A cultura política brasileira ainda convive com o fenômeno do coronelismo, que sujeita a população ao poder dos proprietários, donos da política local. Sob coação e medo, só é dito o que se quer ouvir, é a anulação da vontade de si. É a herança patrimonialista.

A barbárie antidemocrática também se transveste de populismo, onde direitos se transformam em doações e favores. Em uma carga cultural paternalista, as ações são bondades dos governantes ou exercício de clientelismo. Nessa situação, instaura-se uma espécie de negócio, de troca, entre o eleitor (de fato ou potencial) e o representante político, que busca salientar o caráter individual da conquista.
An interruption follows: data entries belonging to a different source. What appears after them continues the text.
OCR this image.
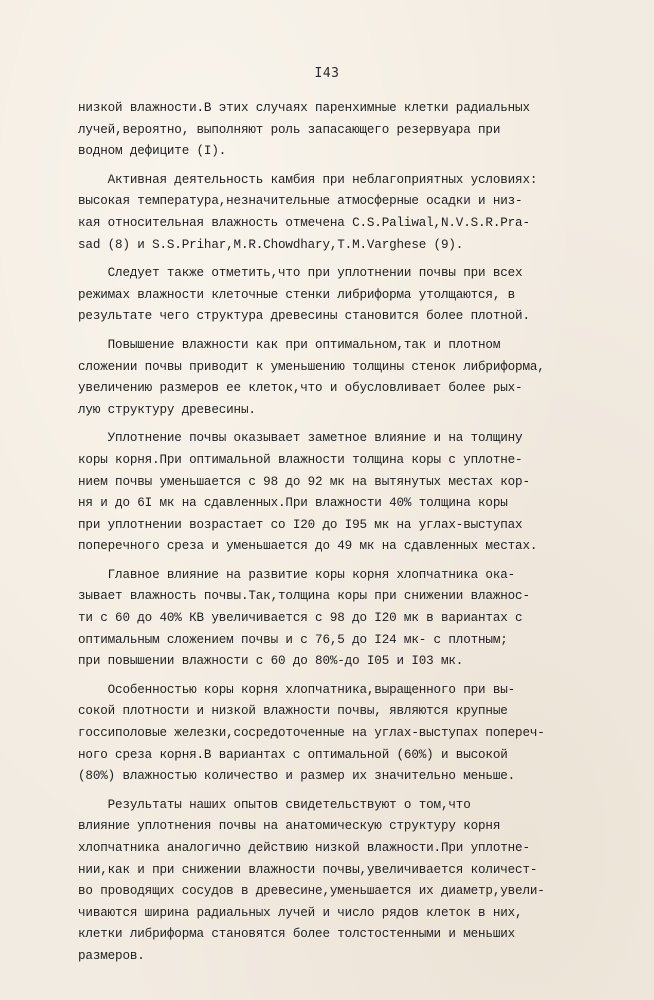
I43
низкой влажности.В этих случаях паренхимные клетки радиальных
лучей,вероятно, выполняют роль запасающего резервуара при
водном дефиците (I).
Активная деятельность камбия при неблагоприятных условиях:
высокая температура,незначительные атмосферные осадки и низ-
кая относительная влажность отмечена C.S.Paliwal,N.V.S.R.Pra-
sad (8) и S.S.Prihar,M.R.Chowdhary,T.M.Varghese (9).
Следует также отметить,что при уплотнении почвы при всех
режимах влажности клеточные стенки либриформа утолщаются, в
результате чего структура древесины становится более плотной.
Повышение влажности как при оптимальном,так и плотном
сложении почвы приводит к уменьшению толщины стенок либриформа,
увеличению размеров ее клеток,что и обусловливает более рых-
лую структуру древесины.
Уплотнение почвы оказывает заметное влияние и на толщину
коры корня.При оптимальной влажности толщина коры с уплотне-
нием почвы уменьшается с 98 до 92 мк на вытянутых местах кор-
ня и до 6I мк на сдавленных.При влажности 40% толщина коры
при уплотнении возрастает со I20 до I95 мк на углах-выступах
поперечного среза и уменьшается до 49 мк на сдавленных местах.
Главное влияние на развитие коры корня хлопчатника ока-
зывает влажность почвы.Так,толщина коры при снижении влажнос-
ти с 60 до 40% КВ увеличивается с 98 до I20 мк в вариантах с
оптимальным сложением почвы и с 76,5 до I24 мк- с плотным;
при повышении влажности с 60 до 80%-до I05 и I03 мк.
Особенностью коры корня хлопчатника,выращенного при вы-
сокой плотности и низкой влажности почвы, являются крупные
госсиполовые железки,сосредоточенные на углах-выступах попереч-
ного среза корня.В вариантах с оптимальной (60%) и высокой
(80%) влажностью количество и размер их значительно меньше.
Результаты наших опытов свидетельствуют о том,что
влияние уплотнения почвы на анатомическую структуру корня
хлопчатника аналогично действию низкой влажности.При уплотне-
нии,как и при снижении влажности почвы,увеличивается количест-
во проводящих сосудов в древесине,уменьшается их диаметр,увели-
чиваются ширина радиальных лучей и число рядов клеток в них,
клетки либриформа становятся более толстостенными и меньших
размеров.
É uma cumplicidade onde "eu lhe atendo porque você é um dos meus".

Privatizado o Estado nos recursos, no fundo público e na política, como se dão a presença popular e o controle social?

 

SAÚDE, REPRESENTAÇÃO POPULAR E CONTROLE SOCIAL

Estas rememorações da política brasileira permitem colocar a discussão do controle social não em um patamar burocrático, mas sim em um patamar político.

Não se trata de "vigiar uma burocracia", ainda que, imediatamente, a relação seja a do usuário com o hospital, com a unidade básica, com a fábrica, com uma diretoria. O que está em questão é criar uma nova cultura política/democrática que, ao democratizar as decisões, traga a alteridade.

Este conceito de alteridade, ou da presença do alter — o outro, emprestado da psicologia — quer marcar a distinção das situações onde estão presentes sempre os mesmos. Um e outro são sujeitos, portanto, protagonistas de decisões e de ações. O que se quer marcar é a presença de um sujeito que se contrapõe, que tem força e presença para pressionar e ter protagonismo, isto é, ser sujeito, e não sujeitado. Não se trata de simplesmente mais um, mas da presença de um pólo de representação que tem capacidade, pela sua posição histórica e social, de se contrapor àqueles que detêm o poder institucional. E, mais do que um adjetivo, como representante "popular" ou uma "nova" representação, ter uma inserção substantiva na construção coletiva do direito à saúde.

O conceito de alteridade, pelo seu caráter-substantivo, permite o significado da oposição em presença. Resta indagar como tomar parte e partido nesse processo de construção do direito à saúde.

A organização da representação popular em conselhos é, sem dúvida, um avanço, mas um avanço face ao autoritarismo do passado. É necessário estender o poder da representação popular à construção e gestão da política de saúde.

A presença popular não é "estilo populista de esquerda", ou ideário de sanitaristas ou de assistentes sociais "que adoram uma reuniãozinha". É direito de tornar o Estado efetivamente coisa pública. É desprivatizar interesses. É introduzir "cenas de negociação explícitas".

Todavia, a alteridade não é igual à presença física das pessoas, dos representantes. Estes têm que ter a capacidade de influir, de se contrapor, o que significa ter informações, ter opinião, na perspectiva da defesa de interesses coletivos.

Em outros termos, as representações têm que dominar as condições, os instrumentos, para serem de fato protagonistas, sujeitos da ação, e não meros complementos.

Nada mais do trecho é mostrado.